Il fut éditeur, traducteur et écrivain
En tant que traducteur, il a traduit Plutarque, Xénophon, l’Histoire de Portugal d’Osorius et Les devins de Caspar Peucer
En tant qu'écrivain, outre des commentaires, il a publié Memoires de l’estat de France, couvrant la période 1576-1598 en 6 volumes
Ce qui nous intéresse est son Thrésor d'histoires admirables et mémorables de nostre temps, qui eut plusieurs éditions en 1600, 1610, 1614, 1620 et 1628. C'est un recueil d'histoires extraordinaires, comme celle de la dent d'or ou celle de Martin Guerre, et de prodiges supposés être des signes divins. Tout ceci recueilli des meilleurs auteurs, et présenté comme édifiant.
Le tout est présenté par ordre alphabétique, ce qui rappelle le futur dictionnaire infernal de Collin de Plancy.
La première édition est en trois livres foliotées, en un seul volume. chaque livre est suivi de sa table.
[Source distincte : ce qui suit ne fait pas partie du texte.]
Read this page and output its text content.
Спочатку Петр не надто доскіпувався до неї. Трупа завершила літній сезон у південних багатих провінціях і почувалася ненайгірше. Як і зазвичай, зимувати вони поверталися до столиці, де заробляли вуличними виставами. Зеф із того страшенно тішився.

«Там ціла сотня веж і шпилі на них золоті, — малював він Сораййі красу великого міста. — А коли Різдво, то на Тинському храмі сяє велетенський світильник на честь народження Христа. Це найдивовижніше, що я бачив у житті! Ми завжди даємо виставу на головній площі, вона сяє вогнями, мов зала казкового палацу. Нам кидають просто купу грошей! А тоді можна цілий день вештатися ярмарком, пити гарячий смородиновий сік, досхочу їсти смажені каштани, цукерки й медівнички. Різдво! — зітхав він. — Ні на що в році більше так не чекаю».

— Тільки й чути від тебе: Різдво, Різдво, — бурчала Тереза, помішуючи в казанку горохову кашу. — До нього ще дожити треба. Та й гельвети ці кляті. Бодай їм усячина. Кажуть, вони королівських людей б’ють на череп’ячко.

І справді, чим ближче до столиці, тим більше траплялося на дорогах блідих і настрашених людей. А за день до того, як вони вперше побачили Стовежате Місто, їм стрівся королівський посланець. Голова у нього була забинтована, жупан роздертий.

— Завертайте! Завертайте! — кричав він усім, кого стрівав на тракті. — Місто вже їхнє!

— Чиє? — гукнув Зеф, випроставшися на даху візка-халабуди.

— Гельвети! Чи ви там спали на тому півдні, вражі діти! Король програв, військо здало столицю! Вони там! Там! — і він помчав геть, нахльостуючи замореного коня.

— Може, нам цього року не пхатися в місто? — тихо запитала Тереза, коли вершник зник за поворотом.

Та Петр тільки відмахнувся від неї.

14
Les éditions suivantes sont paginées.
Le premier livre contient des histoires de "Visions merveilleuses en l'air". En voici une, la quatrième, qui donne le ton: c'est une fantasmagorie proprement onirique.
L’an mil cing cens trente quatre, le troisiesme jour de Juillet apres midi, le ciel estant clair et descouvert, ceux d’une petite ville nommee Schesvvitz, virent en l'air des Lions acourans de diuers endroits pour s'entrebattre,et pres d’eux un homme de cheval armé de toutes pieces, branslant une javeline. Non gueres loin de cest homme gisoit une teste humaine, sans corps, ornee d'un diademe imperial. Assez pres y avoit une hure de sanglier avec ses broches, et deux dragons vomissans le feu. Puis apparut l'image d'une bien grande ville seule, pres d'un lac, assiegee par terre et par eau, et dessus icelle une croix de couleur de sang, qui peu à peu devint noire. Un autre cheualier, flamboyant et portant en teste une couronne d’Empereur, se presenta incontinent, suivi d’un cheual sans conducteur:puis
au milieu d'vne spacieuse plaine apparurent deux chasteaux en feu ; proches d’une haute montagne, sur laquelle
estoit un grand aigle cachant la moitié de son corps derriere la montagne, et apparurent aussi quelques petits d’aigle ayans le pennage blanc, et fort luisant, ensemble la teste d'un Lion couché et couronné, un coq frappant du bec ceste teste, tant et si longuement qu’elle fut separee du corps ( lequel on vid longuement) et s'esvanouit. Il y avoit d'autres lyons, et pres de la hure du sanglier une licorne qui se changeoit
peu a peu en figure de dragon : avec grand nombre d’autres animaux de forme et grandeur non acoustumee. Outreplus, sur une haute roche paroissoit vne forteresse environnee de deux camps, et tout le pays sembloit plein de villes, bourgades et chasteaux : mais incontinent tout cela fut saisi et consommé par feu, et toutes les ruines de ceste estendue semblerent fondre et se perdre en un grand estang, ne restant rien que quelques tours, à l’endroit où la grande ville estoit aparue. A la rive du lac fut veu un puissant chameau, faisant semblant de boire, et comme arresté sur ceste riue là.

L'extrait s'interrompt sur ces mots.